Chapter V — Assets and funds of the Association
§31 — Sources of the Association's assets are: membership fees; donations (cash and in kind); public and private grants; sponsoring; public collections and campaigns; income from the assets of the organisation and capital investments; income from paid public-benefit operations; inheritances and bequests. The Association may receive free of charge ownership or the right to use movables, immovables, and other property rights.

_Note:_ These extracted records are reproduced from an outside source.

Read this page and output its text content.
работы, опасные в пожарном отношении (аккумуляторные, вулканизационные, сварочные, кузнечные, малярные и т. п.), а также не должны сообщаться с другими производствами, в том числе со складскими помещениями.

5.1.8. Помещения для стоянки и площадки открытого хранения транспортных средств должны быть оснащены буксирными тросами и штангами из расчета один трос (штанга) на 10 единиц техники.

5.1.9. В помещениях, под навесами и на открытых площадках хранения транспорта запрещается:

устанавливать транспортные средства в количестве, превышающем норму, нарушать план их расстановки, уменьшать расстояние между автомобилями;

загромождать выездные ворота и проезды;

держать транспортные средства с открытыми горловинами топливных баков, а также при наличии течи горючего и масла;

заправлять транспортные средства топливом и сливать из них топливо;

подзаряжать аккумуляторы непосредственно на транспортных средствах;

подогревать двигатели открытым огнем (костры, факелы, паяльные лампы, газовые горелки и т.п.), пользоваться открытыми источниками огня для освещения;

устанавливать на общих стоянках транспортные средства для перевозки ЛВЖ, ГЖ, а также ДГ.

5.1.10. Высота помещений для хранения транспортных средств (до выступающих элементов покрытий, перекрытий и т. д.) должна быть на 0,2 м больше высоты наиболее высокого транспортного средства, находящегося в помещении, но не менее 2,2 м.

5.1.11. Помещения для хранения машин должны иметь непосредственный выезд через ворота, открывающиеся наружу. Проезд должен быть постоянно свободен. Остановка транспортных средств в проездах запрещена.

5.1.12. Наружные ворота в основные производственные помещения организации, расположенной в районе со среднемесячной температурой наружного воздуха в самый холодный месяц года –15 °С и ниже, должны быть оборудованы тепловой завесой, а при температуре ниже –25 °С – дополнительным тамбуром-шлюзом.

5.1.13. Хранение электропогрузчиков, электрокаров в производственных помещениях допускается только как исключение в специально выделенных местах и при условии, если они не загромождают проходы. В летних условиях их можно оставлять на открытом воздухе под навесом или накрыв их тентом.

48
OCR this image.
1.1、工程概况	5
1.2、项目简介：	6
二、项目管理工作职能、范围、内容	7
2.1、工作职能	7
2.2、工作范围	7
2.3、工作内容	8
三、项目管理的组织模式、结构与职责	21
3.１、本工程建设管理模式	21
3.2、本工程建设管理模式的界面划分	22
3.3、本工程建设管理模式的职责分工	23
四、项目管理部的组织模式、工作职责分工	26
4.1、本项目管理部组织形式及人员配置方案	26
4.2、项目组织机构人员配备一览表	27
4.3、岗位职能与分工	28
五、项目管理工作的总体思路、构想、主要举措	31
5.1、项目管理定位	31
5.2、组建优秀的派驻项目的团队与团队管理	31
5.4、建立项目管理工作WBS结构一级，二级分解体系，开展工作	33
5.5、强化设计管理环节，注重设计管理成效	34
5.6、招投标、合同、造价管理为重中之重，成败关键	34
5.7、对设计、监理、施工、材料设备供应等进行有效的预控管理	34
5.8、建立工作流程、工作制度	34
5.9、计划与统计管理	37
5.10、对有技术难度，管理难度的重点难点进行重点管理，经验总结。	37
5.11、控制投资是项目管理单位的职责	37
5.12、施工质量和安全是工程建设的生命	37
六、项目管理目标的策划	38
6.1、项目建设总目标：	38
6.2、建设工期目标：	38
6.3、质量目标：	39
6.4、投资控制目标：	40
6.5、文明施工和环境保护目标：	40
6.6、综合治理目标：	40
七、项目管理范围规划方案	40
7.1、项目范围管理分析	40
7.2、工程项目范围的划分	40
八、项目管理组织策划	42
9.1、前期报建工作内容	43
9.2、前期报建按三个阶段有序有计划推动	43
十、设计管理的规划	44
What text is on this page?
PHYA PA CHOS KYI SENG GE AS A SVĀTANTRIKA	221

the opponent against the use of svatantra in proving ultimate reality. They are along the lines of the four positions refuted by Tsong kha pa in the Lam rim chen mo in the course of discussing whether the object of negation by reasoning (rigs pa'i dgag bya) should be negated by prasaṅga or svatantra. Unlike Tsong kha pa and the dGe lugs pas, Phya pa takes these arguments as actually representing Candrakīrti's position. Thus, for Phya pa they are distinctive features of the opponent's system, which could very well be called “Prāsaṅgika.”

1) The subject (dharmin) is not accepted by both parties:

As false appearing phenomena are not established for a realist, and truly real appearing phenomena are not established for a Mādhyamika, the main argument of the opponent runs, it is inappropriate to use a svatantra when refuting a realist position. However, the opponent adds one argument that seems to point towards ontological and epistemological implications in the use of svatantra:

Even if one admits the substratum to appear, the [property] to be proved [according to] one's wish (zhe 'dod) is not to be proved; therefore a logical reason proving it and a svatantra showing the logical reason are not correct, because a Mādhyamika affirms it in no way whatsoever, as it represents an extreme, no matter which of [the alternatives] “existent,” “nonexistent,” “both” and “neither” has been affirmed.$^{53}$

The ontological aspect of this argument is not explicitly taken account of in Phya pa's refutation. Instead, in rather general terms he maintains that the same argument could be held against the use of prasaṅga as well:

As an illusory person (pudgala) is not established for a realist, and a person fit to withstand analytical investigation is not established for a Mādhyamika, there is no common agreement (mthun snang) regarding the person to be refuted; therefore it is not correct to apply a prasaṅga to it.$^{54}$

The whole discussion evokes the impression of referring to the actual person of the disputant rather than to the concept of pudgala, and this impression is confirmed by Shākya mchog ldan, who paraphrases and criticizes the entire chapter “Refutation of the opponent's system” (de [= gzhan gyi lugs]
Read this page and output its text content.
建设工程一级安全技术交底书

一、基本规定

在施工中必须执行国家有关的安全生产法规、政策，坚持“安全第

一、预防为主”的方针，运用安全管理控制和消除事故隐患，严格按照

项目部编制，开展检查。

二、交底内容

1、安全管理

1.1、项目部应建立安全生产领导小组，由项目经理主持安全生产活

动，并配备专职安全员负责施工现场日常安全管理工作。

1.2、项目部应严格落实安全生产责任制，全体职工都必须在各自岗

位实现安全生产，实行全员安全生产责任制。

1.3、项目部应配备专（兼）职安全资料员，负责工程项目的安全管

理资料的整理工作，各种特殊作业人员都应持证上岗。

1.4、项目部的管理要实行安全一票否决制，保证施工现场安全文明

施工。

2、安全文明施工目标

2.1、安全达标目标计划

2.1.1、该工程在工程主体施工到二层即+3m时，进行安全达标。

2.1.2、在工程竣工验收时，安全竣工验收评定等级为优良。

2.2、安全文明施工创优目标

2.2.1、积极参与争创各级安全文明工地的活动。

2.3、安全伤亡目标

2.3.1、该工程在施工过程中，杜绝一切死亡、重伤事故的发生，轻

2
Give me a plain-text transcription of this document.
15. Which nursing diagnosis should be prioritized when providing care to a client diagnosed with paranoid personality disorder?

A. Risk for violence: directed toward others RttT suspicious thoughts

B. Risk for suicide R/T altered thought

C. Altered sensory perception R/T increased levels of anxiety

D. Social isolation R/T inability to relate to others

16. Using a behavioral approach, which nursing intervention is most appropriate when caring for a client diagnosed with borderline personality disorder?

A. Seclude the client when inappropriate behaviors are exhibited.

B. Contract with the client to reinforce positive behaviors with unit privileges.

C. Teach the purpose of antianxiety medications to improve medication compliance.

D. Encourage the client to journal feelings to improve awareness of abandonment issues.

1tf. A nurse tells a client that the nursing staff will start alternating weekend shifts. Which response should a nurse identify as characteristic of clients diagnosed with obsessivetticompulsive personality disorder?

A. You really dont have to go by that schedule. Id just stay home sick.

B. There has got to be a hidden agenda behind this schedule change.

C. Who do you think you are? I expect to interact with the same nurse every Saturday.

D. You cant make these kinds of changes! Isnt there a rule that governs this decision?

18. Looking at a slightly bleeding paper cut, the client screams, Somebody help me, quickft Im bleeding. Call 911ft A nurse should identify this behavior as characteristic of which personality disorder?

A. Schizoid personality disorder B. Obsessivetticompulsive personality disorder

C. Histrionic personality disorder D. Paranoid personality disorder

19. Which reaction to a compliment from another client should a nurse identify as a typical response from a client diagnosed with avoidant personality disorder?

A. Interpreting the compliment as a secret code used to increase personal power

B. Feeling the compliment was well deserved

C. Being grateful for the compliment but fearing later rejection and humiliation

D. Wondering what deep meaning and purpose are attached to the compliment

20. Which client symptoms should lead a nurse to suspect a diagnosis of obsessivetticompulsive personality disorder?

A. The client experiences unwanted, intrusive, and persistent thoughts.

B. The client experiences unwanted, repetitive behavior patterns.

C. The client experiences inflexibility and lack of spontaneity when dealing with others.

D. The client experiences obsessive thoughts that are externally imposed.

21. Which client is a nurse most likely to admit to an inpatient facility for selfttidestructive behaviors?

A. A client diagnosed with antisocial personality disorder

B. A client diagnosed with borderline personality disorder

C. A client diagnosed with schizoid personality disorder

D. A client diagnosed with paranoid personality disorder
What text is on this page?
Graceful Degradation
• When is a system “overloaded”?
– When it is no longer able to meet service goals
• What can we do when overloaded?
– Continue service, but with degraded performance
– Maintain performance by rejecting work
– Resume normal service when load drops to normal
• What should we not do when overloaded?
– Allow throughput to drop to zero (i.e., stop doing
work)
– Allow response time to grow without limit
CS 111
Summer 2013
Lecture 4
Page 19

§32 — The Association manages its finances in accordance with applicable law. It is prohibited to: grant loans or secure liabilities with the assets of the organisation in relation to its members, members of its bodies, employees, or persons closely related to them, or transfer assets to such persons on terms more favourable than to third parties (including free of charge or on preferential terms); use the assets for the benefit of members, board members, or employees and their relatives on principles other than in relation to third parties, unless such use results directly from the statutory purpose; and purchase goods or services from entities in which members of the organisation, members of its bodies or employees and their relatives participate, on principles other than in relation to third parties or at prices higher than market prices.
§33 — Decisions about acquiring, disposing of, and encumbering the assets of the Association are taken by the Board of Directors.
Chapter VI — Final provisions
§34 — A resolution concerning the amendment of the statute or dissolution of the Association is adopted by the General Meeting by a majority of two thirds (2/3) of the votes in the presence of at least half of the members entitled to vote. While adopting a resolution to dissolve the Association, the General Meeting determines the manner of liquidation and the allocation of the Association's assets.